The People of the State of New York, Respondent, v Carlos Leon, Appellant.
[619 NYS2d 3]
[MAJORITY]
—Judgment, Supreme Court, Bronx County (Arlene Silverman, J.), rendered March 13, 1990, convicting defendant, after jury trial, of two counts of sodomy in the first degree, three counts of sexual abuse in the first degree, and two counts of endangering the welfare of a child, and sentencing him to concurrent terms of 3 to 9 years on the sodomy convictions, 2 to 6 years on the sexual abuse convictions, and 1 year on the endangerment convictions, unanimously affirmed.
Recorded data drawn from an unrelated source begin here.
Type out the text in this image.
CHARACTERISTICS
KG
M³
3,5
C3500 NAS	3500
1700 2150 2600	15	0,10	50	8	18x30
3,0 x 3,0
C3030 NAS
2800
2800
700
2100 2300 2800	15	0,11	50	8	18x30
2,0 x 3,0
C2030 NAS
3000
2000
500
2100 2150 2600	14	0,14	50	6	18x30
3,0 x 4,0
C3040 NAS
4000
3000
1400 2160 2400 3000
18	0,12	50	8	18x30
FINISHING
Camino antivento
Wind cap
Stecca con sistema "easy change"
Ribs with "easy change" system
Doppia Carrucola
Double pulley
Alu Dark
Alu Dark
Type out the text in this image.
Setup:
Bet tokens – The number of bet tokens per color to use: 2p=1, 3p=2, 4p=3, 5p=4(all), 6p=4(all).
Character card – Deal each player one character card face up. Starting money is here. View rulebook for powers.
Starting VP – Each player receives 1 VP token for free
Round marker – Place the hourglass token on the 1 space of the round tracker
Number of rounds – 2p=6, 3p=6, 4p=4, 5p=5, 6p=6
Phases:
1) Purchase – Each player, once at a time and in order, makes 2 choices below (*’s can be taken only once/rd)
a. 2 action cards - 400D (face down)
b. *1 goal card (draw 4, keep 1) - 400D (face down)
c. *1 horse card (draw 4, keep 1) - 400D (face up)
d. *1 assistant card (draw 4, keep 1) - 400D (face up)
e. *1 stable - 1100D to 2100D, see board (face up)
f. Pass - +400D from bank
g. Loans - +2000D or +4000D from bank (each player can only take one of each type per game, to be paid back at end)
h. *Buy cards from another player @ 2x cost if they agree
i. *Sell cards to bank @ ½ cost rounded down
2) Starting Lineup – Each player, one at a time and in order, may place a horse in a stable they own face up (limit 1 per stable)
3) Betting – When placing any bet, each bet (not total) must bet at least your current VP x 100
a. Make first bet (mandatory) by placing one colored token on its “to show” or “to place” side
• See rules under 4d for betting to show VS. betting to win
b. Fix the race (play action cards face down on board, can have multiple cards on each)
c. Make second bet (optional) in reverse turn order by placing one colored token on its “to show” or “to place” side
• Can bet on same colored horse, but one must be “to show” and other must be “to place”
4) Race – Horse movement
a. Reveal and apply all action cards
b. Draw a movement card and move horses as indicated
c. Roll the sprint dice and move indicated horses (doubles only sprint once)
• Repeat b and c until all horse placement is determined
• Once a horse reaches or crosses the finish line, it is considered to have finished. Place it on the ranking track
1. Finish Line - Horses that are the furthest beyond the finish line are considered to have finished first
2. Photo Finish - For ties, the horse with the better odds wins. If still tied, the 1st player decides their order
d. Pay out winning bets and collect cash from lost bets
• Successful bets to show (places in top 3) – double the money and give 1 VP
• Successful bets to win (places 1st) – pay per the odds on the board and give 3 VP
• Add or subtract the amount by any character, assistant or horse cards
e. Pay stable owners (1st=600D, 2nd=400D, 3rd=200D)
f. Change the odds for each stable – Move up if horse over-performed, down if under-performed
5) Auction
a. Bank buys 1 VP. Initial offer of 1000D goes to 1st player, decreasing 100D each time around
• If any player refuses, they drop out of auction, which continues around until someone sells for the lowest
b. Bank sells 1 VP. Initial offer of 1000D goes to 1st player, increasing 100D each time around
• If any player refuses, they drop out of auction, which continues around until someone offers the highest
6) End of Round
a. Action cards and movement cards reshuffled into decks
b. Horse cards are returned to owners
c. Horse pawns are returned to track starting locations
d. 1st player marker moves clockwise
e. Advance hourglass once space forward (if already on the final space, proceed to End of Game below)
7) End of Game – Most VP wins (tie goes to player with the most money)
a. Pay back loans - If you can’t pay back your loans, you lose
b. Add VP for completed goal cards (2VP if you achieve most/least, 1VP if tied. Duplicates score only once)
Over the course of several months, the infant victim was sexually assaulted by her grandmother’s husband, with whom she lived. The child’s testimony established that the assaults occurred during the winter of 1987, and the spring of 1988. The victim’s estranged parents noticed changes in her behavior toward the end of 1987. Psychological evidence established that this behavior was consistent with the child sexual abuse syndrome. Medical evidence established that the victim’s hymen had been torn by an object larger than a child’s finger. During June of 1988, while watching a television show which addressed incest, the child complained to her mother that the defendant had done to her that which was occurring on the show. This testimony was adduced through the mother on the basis of the prompt outcry exception to the hearsay doctrine. Considering the age of the child, the fear which defendant had instilled in her if she informed on him, her shame, and, especially, her vulnerability, which was underscored when her grandmother testified on defendant’s behalf, we find no basis to doubt the essential reliability of the outcry. While the timing of the outcry was insufficiently prompt for this evidence to have been admitted on this theory (People v McDaniel, 81 NY2d 10), we find that the error was harmless (People v Rice, 75 NY2d 929, 932). Defendant failed to preserve any constitutional challenges to this evidence (People v Iannelli, 69 NY2d 684, cert denied 482 US 914), and we decline to review those claims in the interest of justice.
We find no basis to disturb the trial court’s conclusion that one of the jurors, a methadone user, had been capable of deliberating before and after being transported to the hospital for purposes of receiving methadone (compare, People v Matos, 183 AD2d 506, lv denied 80 NY2d 896, with People v Waterman, 174 AD2d 428, lv denied 78 NY2d 976). After the court’s careful inquiry, it could rely on the juror’s promise that he would alert the court if he developed any problem during deliberations (see, People v Keels, 166 AD2d 883, lv denied 76 NY2d 1022; People v Bell, 173 AD2d 218, lv denied 78 NY2d 962). Inasmuch as counsel never alleged, during his mistrial motion, that the juror had gone to and from the hospital unsupervised by court officers or other appropriate court personnel (People v Fernandez, 81 NY2d 1023), we find no basis to conclude that there was any violation of CPL 310.10. Concur—Sullivan, J. P., Rosenberger, Ellerin, Kupferman and Williams, JJ.